Hummus is a delicious dip made from ground chickpeas and enjoyed all over the world. This recipe brings curry flavors to the Middle Eastern classic. When I stumbled across the Yotam Ottolenghi & Sami Tamimi’s Basic Hummus recipe, I loved the results. I used a similar method for this recipe but added a few ingredients to make this a hummus unlike any other.
This recipe starts with dry chickpeas which need to be soaked overnight. Don’t let this step discourage you because the results from dried chickpeas are so much smoother. The baking soda added to the cooking water greatly reduces the cook time. Your chickpeas will be ready to blend in only 20-30 minutes, with less than 5 minutes of hands on time.
Hummus is a great healthy snack to have on hand. In this recipe you get manganese, folate, and fiber from the chickpeas. Curry powder is a blend of spices many of which have many health benefits from anti-inflammatory to anti-bacterial. Coconut milk is high in iron, phosphorous, and manganese. Truly a snack you can feel great about eating.
Smooth and creamy homemade hummus with a curry twist. Makes a great dip or spread!
Adapted from: Yotam Ottolenghi & Sami Tamimi's Basic Hummus
- 1/2 cup dry chickpeas, soaked for at least 12 hours
- 1/2 tsp baking soda
- 4 cups water
- 1 tbsp coconut milk
- 2 tsp curry powder
- 1/2 tsp turmeric powder
- 1 tbsp maple syrup
Once the chickpeas have soaked in water for at least 12 hours, drain them and add them to a saucepan over medium heat.

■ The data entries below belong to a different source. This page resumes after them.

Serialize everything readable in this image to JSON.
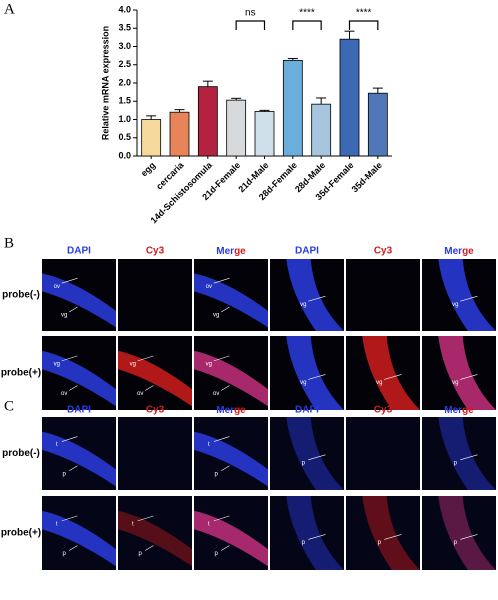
{
  "panel_a": {
    "label": "A",
    "chart_data": {
      "type": "bar",
      "y_label": "Relative mRNA expression",
      "categories": [
        "egg",
        "cercaria",
        "14d-Schistosomula",
        "21d-Female",
        "21d-Male",
        "28d-Female",
        "28d-Male",
        "35d-Female",
        "35d-Male"
      ],
      "values": [
        1.0,
        1.2,
        1.9,
        1.53,
        1.22,
        2.62,
        1.42,
        3.2,
        1.72
      ],
      "errors": [
        0.1,
        0.07,
        0.15,
        0.05,
        0.03,
        0.05,
        0.17,
        0.22,
        0.14
      ],
      "colors": [
        "#f6d99c",
        "#e8845a",
        "#b3223f",
        "#d6dadd",
        "#cfe0ea",
        "#6caedb",
        "#a6c6df",
        "#3c69b4",
        "#5078b8"
      ],
      "ylim": [
        0,
        4.0
      ],
      "yticks": [
        {
          "value": 0,
          "label": "0.0"
        },
        {
          "value": 0.5,
          "label": "0.5"
        },
        {
          "value": 1,
          "label": "1.0"
        },
        {
          "value": 1.5,
          "label": "1.5"
        },
        {
          "value": 2,
          "label": "2.0"
        },
        {
          "value": 2.5,
          "label": "2.5"
        },
        {
          "value": 3,
          "label": "3.0"
        },
        {
          "value": 3.5,
          "label": "3.5"
        },
        {
          "value": 4,
          "label": "4.0"
        }
      ],
      "significance": [
        {
          "text": "ns",
          "between": [
            "21d-Female",
            "21d-Male"
          ]
        },
        {
          "text": "****",
          "between": [
            "28d-Female",
            "28d-Male"
          ]
        },
        {
          "text": "****",
          "between": [
            "35d-Female",
            "35d-Male"
          ]
        }
      ]
    }
  },
  "panel_b": {
    "label": "B",
    "headers": [
      "DAPI",
      "Cy3",
      "Merge",
      "DAPI",
      "Cy3",
      "Merge"
    ],
    "rows": [
      {
        "label": "probe(-)",
        "cells": [
          [
            "ov",
            "vg"
          ],
          [],
          [
            "ov",
            "vg"
          ],
          [
            "vg"
          ],
          [],
          [
            "vg"
          ]
        ]
      },
      {
        "label": "probe(+)",
        "cells": [
          [
            "vg",
            "ov"
          ],
          [
            "vg",
            "ov"
          ],
          [
            "vg",
            "ov"
          ],
          [
            "vg"
          ],
          [
            "vg"
          ],
          [
            "vg"
          ]
        ]
      }
    ]
  },
  "panel_c": {
    "label": "C",
    "headers": [
      "DAPI",
      "Cy3",
      "Merge",
      "DAPI",
      "Cy3",
      "Merge"
    ],
    "rows": [
      {
        "label": "probe(-)",
        "cells": [
          [
            "t",
            "p"
          ],
          [],
          [
            "t",
            "p"
          ],
          [
            "p"
          ],
          [],
          [
            "p"
          ]
        ]
      },
      {
        "label": "probe(+)",
        "cells": [
          [
            "t",
            "p"
          ],
          [
            "t",
            "p"
          ],
          [
            "t",
            "p"
          ],
          [
            "p"
          ],
          [
            "p"
          ],
          [
            "p"
          ]
        ]
      }
    ]
  }
}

Add baking soda and stir for 1 minute, then add the water.
Simmer on low. After 20 minutes, check your chickpeas. They are ready when they still hold their shape but are easily smashed with your finger. If your chickpeas aren't ready, continue cooking. This may take up to 40 minutes.
When your chickpeas are soft, drain them and add them to a food processor or blender with the coconut milk, curry powder, turmeric, and maple syrup. Blend until smooth. Enjoy right away or refrigerate for up to a week.